FranchiseFool broke into North America this story, earlier today: McDonald’s: Lovin’ the Profits while Targetin’ the Poor.
Leaked confidential papers (confirmed by an anonymous franchisee) indicates that McDonald’s will increase their food prices, disproportionally in lower-income communities.
It seems their research shows that the poorer someone is, the less likely they’ll complain or switch to other quick service restaurants.
ABC News reports in Inspectors to watch McDonalds pricing that at least one state government does not appreciate the use of so-called demand-based pricing by the multinational:
The South Australian Government has fast food chain McDonald’s in its sights over news of a new pricing structure.
It says the food chain must reveal whether it plans to raise prices at selected restaurants, especially those in some lower-income areas.
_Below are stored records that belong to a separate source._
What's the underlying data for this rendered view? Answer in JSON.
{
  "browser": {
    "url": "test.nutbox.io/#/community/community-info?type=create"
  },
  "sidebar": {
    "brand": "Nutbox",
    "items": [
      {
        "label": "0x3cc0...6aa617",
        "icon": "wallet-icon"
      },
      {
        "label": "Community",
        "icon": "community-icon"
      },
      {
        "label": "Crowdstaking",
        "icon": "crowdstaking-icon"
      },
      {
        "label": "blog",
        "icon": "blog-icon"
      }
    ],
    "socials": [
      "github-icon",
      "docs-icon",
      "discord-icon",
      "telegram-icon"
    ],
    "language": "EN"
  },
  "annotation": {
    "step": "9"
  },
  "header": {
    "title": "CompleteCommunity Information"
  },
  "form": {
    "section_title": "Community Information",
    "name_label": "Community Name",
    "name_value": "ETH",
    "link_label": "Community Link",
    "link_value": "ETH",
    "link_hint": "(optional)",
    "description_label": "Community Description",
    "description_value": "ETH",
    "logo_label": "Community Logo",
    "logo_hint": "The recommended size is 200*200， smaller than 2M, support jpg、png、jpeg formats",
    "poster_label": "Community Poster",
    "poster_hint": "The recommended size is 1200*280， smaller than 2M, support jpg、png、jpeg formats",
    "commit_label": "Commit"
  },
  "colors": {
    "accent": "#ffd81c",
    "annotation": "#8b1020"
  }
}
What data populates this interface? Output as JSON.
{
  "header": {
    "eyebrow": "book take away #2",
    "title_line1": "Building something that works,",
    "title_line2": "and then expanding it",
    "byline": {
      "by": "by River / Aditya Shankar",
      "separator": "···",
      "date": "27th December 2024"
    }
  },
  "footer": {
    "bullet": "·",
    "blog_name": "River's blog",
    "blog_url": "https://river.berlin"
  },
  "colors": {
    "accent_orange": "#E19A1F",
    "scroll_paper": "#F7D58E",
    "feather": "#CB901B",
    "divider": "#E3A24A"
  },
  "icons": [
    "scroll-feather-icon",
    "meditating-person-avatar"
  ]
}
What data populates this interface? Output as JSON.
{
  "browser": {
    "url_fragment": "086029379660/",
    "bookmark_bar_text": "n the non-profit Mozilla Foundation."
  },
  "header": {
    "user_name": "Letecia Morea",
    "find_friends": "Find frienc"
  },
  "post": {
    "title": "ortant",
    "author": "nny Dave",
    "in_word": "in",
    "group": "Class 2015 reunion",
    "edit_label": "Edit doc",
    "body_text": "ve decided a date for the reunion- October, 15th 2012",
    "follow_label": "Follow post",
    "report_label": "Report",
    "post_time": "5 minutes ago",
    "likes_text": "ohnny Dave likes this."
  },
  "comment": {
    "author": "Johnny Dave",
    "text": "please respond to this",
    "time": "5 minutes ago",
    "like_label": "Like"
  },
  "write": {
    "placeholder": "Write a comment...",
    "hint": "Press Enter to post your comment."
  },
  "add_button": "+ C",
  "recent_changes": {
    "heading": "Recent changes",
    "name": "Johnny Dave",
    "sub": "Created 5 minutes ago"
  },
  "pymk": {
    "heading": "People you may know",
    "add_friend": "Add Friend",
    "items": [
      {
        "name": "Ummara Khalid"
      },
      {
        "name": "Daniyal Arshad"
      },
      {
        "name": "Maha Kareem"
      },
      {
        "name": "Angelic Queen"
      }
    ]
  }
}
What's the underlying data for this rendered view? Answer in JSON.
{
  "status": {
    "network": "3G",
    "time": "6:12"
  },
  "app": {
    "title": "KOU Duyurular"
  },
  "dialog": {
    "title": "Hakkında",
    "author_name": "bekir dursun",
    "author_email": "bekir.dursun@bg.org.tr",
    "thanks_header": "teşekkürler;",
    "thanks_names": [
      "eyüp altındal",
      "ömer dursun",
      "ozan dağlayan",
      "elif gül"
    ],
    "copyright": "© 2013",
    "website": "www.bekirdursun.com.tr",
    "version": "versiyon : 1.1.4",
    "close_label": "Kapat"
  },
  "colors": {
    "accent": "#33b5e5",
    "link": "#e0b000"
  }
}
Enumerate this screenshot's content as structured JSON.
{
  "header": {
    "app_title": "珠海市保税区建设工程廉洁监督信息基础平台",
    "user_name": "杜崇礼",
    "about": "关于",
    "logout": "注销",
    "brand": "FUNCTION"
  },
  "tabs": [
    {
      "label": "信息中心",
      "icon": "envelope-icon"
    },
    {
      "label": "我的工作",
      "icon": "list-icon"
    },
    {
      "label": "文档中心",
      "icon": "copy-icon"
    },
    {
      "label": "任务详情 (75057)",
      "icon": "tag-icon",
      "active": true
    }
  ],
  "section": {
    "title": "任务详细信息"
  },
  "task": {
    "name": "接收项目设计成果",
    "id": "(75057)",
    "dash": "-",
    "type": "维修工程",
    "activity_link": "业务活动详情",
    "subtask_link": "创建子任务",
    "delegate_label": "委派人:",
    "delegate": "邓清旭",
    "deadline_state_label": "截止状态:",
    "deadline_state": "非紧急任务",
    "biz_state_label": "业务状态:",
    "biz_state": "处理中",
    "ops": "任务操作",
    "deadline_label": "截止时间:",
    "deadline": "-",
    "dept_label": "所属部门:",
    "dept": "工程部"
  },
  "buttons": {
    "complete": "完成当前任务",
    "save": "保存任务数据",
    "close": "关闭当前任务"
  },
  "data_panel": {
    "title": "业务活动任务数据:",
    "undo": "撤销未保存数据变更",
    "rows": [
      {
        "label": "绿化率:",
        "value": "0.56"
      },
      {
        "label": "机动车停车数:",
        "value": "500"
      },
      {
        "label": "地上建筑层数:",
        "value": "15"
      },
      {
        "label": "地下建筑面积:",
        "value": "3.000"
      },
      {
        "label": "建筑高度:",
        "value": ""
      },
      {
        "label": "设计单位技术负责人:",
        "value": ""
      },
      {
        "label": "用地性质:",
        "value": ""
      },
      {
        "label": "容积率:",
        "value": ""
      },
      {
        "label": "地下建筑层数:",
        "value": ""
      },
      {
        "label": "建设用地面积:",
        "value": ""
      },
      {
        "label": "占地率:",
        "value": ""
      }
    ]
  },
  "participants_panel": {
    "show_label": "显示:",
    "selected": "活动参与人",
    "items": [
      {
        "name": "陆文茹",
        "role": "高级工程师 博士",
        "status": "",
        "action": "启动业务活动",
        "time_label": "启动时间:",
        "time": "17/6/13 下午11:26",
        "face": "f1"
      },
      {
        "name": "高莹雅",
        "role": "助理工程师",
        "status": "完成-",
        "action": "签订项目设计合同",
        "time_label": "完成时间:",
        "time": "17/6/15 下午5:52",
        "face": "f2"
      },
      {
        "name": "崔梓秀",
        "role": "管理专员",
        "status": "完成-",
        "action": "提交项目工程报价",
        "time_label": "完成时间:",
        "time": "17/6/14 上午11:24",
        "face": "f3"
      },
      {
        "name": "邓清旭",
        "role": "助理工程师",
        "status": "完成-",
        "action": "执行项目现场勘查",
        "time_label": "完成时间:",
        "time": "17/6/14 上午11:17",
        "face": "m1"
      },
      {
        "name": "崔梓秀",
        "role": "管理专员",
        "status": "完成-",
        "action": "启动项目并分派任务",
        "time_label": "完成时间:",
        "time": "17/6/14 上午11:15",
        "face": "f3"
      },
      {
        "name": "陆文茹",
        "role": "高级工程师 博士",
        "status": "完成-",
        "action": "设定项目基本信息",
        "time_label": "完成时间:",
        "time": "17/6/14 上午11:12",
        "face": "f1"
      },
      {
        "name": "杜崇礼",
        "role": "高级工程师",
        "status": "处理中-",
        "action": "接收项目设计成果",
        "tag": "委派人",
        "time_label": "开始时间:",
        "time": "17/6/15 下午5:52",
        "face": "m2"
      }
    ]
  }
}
In the accompanying audio clip, SA Consumers Minister Gail Gago is quoted as saying, if the reports are true, McDonald’s is behaving in an “incredibly appalling and disappointing” manner and she suggests consumers may want to communicate directly with McDonald’s on this matter.
In another article, McDonald’s CEO, Catriona Noble seems to be saying that income levels relate to restaurants and not to citizens and that somehow increasing prices, increases consumer choice:
…prices were not based on socio-economic factors but rather on a restaurant-by-restaurant basis, with customer price sensitivity measured at different outlets.
“We really let the customer speak,” she said. “And that’s exactly what customers have the right to do. (They can say) ‘hey, that price increase is too much for me to handle and I’m going to come to you less often.”
I know of no other metric other than mean household income for price sensitivity.
Ms. Noble could have cleared this confusion up by simply stating that household income is not used for marketing purposes by this corporation. But that may have created a certain legal vulnerability.